Sterilisation Sector
A decontamination room. If you play the game a lot, you may even learn to remember about the arrow that shoots you just after you enter the room from the left!
Suit up! Shooting Stars...
...is one of two rooms designed by Paul Rhodes and slightly modified by me. I also gave it a title, as Paul had left the room unnamed. Going down from here begins your descent to the planet's surface.
System Variables
The right-hand half of a pair with "Half-way House". Collect the flashing chip. I think I was originally planning to have several rooms based on the insides of a computer, but that idea never got any further, and this is all that's left.
Top of the Stairs
Be sure not to miss the concealed object, which will require some precision-jumping to collect.
Transporter 1
The space station's internal transporter system; links to "Transporter 2" on the left and "Food Store" on the right.
Transporter 2
The space station's internal transporter system; links to "East Wing Dormitory" on the left and "Transporter 3" on the right.
Transporter 3
The space station's internal transporter system; links to "Liquefaction of Julia's Clothes" on the left and "Transporter 1" on the right.
Unexpected Happenings!
The unexpected happenings are the appearance of the two UFOs that fly by at the top of the screen, and the fact that you slide uncontrollably down the stairs. This room marks your first encounter with Darth Vader (and quite hazardous it is, too!).
Vermicious Knids!
The evil Knids were space monsters in Charlie and the Great Glass Elevator, and feature here as an equally hostile foe for Willy. Collect the Wonka W letters, while avoiding the large and small Knids. Again, good rope handling is required in this room.
Willy & the Great Glass Elevator
The tribute to Roald Dahl's book is obvious here. Collect the elevator's push-buttons.
Worse Things Happen In Space
The name of this room is a tribute to Worse Things Happen At Sea, Silversoft's final game. This is room 63, and uses the same undefined/corrupt graphics to create a 'disaster/horror' theme for the room. In other ways, yes; it's meant to look garish! Whatever you do, be careful when collecting the object from the bottom of the staircase! Don't get caught on the conveyor belt, or you'll die.
Yes Of Nosod
A tribute to Nodes of Yesod by Odin, one of my favourite games at the time. The lower half of a nice vertical two-screen puzzle.

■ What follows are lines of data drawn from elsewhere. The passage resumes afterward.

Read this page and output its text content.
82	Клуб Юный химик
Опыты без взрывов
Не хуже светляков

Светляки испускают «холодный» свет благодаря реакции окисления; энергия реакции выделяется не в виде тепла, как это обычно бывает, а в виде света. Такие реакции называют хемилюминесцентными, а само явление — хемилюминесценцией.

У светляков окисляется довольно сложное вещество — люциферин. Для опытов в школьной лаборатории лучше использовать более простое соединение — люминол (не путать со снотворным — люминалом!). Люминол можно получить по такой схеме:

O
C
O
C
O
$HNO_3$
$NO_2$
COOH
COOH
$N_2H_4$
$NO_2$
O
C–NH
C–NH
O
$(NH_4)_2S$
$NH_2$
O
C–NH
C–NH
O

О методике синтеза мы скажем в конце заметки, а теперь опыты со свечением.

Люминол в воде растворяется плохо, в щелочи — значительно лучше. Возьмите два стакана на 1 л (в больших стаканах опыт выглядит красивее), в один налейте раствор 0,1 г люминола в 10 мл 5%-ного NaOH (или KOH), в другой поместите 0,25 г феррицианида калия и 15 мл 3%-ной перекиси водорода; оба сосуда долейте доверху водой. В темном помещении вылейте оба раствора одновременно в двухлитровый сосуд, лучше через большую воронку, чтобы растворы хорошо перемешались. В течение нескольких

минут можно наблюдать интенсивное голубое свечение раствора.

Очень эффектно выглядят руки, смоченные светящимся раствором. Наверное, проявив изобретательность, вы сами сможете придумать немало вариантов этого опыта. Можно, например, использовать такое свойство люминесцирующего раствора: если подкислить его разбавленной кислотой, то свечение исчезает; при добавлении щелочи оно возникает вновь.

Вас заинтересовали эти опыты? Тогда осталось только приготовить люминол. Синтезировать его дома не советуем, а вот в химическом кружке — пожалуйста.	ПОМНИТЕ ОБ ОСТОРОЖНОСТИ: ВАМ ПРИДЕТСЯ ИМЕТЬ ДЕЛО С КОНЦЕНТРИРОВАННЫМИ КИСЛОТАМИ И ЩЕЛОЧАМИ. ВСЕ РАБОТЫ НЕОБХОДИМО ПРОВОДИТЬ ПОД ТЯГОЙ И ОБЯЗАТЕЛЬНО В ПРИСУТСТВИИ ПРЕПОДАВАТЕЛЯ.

Zen & the Art of Oric-exploding!
This room is a tribute to the TV programme, Blake's 7, and to the Tangerine Oric-1, one of the poorest (and least successful) home computers to appear in the 1980s. In Blake's 7, the crew's first ship was called Liberator (the most gorgeous spaceship I've ever seen in any programme/film!), and its on-board computer was called Zen. The room is designed to look like Zen; collect his flashing lights. The other computer in Blake's 7 was called Orac, and it was widely speculated that the Oric-1 was named after Orac (though Tangerine claimed that this was not the case). One of the Oric's few distinguishing features was the fact that it had a set of four built-in sound effects, produced by issuing commands. One of the sound effect commands was EXPLODE; hence the title of this room. (I think that the others were PING, ZAP and BEEP.)